Arzu: Sanat dünyasının bireyselliğinde kolektif olmak zor ama aynı zamanda çok güçlendirici. Birlikte düşünmek ve üretmek benim için büyük bir heyecan ve enerji kaynağı. Yaş ilerleyip hayattaki roller, görevler arttıkça kolektif çalışmalara vakit ayırmak çok daha zor oluyor. Yani bir araya geldiğimizde, gerçekten buna ihtiyaç duyduğumuz ve keyif aldığımız için buluşuyoruz. Alaca Heyheyler sürekli birlikte üreten bir grup değil. Derdimiz, kaygımız ve sorularımız biriktiğinde bir araya gelip üretmeye başlıyoruz. Hatta buna başka insanları da dahil ediyoruz. İlk sergimizde başka kadın sanatçıların işlerine yer verdik, ikinci sergimizde ise sorularımızı yanıtlayan kadınların seslerini ön plana çıkardık. Hatta asıl sözü onlara bıraktık diyebiliriz. Kolektif üretirken, bireysel sesimizi de kaybetmiyoruz; projelerde bireysel çalışmalarımız da kendine yer buluyor. Ben, her kitapta sorularımızı yanıtlayan, sergiye, atölyeye ya da işleriyle katkı sunan kadınları da Alaca Heyheyler’in bir parçası gibi hissediyorum. Kitaplar hepimize ait. Bu yüzden açık kaynak olması daha da anlamlı. Dilerim ilişkilendiğimiz tüm kadınlar da kendilerini kitabın ve sürecin bir parçası gibi hissediyorlardır.
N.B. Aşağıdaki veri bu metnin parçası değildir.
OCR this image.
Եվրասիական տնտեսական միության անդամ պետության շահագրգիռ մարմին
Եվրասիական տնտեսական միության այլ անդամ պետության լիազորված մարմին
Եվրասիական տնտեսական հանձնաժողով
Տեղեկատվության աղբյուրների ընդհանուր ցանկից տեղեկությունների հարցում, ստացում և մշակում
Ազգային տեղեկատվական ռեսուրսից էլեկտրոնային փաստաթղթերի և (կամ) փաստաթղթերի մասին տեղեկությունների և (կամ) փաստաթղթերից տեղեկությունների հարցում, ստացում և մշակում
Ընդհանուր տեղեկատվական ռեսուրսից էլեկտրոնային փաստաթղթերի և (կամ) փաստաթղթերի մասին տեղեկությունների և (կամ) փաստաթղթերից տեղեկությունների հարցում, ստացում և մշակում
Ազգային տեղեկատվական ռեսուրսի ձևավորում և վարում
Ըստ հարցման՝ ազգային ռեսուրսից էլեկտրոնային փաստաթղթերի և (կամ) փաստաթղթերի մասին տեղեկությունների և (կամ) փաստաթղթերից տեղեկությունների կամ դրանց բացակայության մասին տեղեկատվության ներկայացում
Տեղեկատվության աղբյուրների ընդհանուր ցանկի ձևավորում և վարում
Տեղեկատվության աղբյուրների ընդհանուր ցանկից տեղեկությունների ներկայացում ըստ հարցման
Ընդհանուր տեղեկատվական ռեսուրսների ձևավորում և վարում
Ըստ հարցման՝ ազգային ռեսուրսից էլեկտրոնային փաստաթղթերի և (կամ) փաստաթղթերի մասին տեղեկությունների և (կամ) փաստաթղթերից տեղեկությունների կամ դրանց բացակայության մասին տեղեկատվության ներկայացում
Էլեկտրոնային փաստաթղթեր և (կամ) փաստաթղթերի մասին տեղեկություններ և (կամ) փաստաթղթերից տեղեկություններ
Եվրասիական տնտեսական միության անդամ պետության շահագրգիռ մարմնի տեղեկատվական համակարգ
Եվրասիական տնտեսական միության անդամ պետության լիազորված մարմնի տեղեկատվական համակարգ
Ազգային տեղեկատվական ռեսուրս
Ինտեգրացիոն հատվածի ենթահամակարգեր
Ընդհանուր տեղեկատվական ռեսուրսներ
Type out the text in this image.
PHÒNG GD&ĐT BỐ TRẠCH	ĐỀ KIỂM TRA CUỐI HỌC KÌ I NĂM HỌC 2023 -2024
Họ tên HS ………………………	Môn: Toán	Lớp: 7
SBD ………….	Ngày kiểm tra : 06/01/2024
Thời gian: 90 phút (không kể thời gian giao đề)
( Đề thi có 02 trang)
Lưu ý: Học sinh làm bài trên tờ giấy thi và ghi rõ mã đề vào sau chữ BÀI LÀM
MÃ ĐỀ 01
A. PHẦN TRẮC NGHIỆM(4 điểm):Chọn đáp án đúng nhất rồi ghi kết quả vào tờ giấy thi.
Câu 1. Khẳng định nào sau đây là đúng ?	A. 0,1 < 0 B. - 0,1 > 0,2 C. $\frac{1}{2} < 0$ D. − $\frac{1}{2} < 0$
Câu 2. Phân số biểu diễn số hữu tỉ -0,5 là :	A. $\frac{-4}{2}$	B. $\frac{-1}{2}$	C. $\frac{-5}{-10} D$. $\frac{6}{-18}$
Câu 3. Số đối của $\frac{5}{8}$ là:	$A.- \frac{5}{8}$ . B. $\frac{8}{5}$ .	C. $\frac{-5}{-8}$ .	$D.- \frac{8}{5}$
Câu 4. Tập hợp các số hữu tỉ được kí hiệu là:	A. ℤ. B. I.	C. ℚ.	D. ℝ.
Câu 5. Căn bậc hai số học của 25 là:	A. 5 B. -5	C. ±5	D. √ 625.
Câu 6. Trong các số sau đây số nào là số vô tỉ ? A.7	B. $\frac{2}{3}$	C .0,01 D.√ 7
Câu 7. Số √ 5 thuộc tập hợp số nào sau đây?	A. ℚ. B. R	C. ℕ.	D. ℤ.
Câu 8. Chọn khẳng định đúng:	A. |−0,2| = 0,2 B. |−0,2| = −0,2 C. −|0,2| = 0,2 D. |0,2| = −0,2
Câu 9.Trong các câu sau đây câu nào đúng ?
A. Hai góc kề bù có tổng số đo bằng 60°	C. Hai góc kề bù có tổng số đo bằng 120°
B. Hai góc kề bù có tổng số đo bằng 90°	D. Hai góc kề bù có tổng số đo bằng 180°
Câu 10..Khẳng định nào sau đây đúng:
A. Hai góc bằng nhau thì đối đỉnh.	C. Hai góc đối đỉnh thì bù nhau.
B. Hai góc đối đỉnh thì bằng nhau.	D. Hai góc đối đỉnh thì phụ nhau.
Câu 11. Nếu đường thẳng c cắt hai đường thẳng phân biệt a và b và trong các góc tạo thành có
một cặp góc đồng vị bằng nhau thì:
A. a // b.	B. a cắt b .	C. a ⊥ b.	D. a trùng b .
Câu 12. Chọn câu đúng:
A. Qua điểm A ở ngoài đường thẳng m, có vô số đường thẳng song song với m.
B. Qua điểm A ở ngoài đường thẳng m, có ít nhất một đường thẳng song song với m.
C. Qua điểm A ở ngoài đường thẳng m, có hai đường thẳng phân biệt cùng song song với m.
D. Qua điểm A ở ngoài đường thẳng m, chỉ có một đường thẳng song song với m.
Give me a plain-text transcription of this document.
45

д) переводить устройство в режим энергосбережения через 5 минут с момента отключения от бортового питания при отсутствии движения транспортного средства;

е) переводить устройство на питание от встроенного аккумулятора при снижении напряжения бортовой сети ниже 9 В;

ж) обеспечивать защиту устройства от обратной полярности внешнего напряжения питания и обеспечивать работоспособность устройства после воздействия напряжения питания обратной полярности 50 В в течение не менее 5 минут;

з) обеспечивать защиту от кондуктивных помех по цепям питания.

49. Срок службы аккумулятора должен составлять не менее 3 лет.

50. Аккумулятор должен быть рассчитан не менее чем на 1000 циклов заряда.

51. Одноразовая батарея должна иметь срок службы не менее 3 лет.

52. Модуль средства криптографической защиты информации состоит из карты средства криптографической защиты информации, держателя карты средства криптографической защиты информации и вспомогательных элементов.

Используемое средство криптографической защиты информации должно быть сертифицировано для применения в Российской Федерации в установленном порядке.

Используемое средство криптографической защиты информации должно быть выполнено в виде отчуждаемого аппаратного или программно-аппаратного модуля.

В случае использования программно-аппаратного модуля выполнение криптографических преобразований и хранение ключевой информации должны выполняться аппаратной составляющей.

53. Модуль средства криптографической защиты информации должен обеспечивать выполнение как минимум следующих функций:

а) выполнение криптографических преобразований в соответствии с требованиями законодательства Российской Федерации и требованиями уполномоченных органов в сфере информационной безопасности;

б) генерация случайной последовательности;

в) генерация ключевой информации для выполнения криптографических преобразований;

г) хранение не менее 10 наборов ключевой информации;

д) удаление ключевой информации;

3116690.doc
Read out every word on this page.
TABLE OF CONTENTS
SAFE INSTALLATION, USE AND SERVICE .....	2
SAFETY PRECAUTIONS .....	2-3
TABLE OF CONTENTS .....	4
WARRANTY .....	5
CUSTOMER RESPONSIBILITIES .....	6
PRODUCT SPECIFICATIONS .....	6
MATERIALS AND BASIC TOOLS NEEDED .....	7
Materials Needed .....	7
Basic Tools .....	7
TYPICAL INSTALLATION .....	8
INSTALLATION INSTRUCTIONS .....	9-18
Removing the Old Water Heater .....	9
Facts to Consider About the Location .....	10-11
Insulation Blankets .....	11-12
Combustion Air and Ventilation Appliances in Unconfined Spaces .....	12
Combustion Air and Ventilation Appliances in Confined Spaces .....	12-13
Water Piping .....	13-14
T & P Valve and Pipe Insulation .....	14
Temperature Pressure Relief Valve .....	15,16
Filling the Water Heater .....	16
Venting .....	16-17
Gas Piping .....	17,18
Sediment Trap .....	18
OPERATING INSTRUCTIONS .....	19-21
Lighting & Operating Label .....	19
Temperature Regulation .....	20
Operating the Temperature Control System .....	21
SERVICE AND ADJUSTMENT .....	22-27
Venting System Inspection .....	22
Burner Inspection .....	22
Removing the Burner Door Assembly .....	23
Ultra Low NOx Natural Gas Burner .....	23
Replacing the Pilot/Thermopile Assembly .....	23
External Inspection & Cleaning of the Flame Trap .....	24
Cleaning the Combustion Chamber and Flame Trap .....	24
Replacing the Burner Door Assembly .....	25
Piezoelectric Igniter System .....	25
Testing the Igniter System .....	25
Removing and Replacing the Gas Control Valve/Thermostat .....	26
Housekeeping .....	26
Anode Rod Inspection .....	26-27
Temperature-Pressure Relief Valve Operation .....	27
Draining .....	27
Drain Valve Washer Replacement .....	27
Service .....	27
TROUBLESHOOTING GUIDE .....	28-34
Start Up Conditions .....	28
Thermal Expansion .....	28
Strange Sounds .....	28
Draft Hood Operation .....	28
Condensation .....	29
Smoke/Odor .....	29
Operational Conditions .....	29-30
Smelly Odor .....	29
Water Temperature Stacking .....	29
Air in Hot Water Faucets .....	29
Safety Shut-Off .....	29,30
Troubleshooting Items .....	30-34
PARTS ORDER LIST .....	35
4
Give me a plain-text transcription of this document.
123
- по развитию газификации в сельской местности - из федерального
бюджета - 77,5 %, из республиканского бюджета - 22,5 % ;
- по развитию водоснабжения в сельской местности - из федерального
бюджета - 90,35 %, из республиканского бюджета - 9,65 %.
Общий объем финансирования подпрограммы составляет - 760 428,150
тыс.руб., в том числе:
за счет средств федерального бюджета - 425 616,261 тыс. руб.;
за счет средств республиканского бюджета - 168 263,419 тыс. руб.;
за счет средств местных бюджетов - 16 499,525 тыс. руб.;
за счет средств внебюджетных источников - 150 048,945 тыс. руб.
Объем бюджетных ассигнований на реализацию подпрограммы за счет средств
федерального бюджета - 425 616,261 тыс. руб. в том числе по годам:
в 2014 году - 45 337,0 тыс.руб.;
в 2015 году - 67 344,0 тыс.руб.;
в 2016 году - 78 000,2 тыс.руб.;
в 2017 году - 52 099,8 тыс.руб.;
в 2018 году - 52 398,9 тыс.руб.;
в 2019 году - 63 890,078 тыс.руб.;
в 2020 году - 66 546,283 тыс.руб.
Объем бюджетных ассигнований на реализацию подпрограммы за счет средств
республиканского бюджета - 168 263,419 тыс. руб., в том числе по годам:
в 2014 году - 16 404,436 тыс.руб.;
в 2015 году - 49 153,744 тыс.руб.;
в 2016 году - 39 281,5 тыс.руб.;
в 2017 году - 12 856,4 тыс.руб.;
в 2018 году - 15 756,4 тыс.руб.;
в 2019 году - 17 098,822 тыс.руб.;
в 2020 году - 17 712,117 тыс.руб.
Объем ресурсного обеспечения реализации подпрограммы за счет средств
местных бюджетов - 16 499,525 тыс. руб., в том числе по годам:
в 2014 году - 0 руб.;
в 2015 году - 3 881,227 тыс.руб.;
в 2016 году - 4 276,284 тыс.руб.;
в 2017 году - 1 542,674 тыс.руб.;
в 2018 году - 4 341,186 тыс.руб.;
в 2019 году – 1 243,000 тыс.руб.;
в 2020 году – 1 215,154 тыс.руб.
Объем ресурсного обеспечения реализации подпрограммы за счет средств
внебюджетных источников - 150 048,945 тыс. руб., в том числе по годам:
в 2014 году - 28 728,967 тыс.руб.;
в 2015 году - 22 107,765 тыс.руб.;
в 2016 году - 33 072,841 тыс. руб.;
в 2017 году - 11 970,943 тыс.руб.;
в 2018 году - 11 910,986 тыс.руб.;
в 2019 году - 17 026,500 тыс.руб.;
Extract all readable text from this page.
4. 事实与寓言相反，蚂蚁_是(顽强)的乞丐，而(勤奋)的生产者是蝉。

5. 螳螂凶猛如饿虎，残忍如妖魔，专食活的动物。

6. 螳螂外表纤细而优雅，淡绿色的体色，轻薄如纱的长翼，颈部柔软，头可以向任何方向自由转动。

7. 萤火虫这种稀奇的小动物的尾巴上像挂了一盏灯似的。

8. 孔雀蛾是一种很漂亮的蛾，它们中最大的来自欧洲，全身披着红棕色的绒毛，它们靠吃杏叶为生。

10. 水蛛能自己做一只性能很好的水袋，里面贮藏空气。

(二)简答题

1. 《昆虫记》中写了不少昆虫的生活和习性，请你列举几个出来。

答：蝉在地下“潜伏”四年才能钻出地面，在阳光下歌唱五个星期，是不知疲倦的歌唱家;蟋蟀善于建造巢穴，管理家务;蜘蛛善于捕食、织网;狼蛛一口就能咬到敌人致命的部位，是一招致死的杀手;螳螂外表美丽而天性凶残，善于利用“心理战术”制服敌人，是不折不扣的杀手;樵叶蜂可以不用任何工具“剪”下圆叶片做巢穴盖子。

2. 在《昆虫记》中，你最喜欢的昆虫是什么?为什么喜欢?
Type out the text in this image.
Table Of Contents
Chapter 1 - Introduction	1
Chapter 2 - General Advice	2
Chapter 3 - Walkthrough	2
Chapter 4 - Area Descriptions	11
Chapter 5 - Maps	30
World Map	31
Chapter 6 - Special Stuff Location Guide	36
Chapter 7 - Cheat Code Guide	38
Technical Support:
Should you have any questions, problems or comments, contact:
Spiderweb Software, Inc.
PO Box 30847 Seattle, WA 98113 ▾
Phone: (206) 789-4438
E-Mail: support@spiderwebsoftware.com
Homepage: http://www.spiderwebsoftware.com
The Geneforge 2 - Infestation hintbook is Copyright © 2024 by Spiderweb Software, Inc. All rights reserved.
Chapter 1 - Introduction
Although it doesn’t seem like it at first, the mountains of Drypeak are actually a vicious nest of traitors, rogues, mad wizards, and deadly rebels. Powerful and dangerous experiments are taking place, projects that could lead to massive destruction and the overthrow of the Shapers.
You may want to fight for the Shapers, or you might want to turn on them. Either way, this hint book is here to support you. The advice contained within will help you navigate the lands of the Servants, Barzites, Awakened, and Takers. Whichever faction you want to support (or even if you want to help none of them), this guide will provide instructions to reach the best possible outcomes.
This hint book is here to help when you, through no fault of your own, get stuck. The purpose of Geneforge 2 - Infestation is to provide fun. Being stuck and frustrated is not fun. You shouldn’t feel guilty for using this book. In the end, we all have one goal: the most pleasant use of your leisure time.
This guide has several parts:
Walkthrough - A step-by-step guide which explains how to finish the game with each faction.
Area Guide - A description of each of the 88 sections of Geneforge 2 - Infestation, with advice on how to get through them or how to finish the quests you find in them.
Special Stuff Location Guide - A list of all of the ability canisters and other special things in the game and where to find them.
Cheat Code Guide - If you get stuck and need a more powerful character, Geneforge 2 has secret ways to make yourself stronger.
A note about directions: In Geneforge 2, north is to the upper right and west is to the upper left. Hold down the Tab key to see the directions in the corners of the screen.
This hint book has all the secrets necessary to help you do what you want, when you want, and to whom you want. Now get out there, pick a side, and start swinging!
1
Kadınlar Atlası kitabını, 8 Aralık 2023 – 17 Şubat 2024 tarihlerinde Depo’da düzenlenen aynı adlı sergi önceliyor. Katılımcı pratikler aracılığıyla sanatı bir feminist aktivizm aracı olarak kullandığınız ve izleyici-sanatçı arasındaki alışılmış ilişkiyi kıran çalışmalar yapıyorsunuz. Sergi süresince Depo’da farklı odaklarda birçok buluşma, atölye ve etkinlik de gerçekleşti. Serginin ardından geriye dönüp baktığınızda bu süreç sizin için nasıl geçti?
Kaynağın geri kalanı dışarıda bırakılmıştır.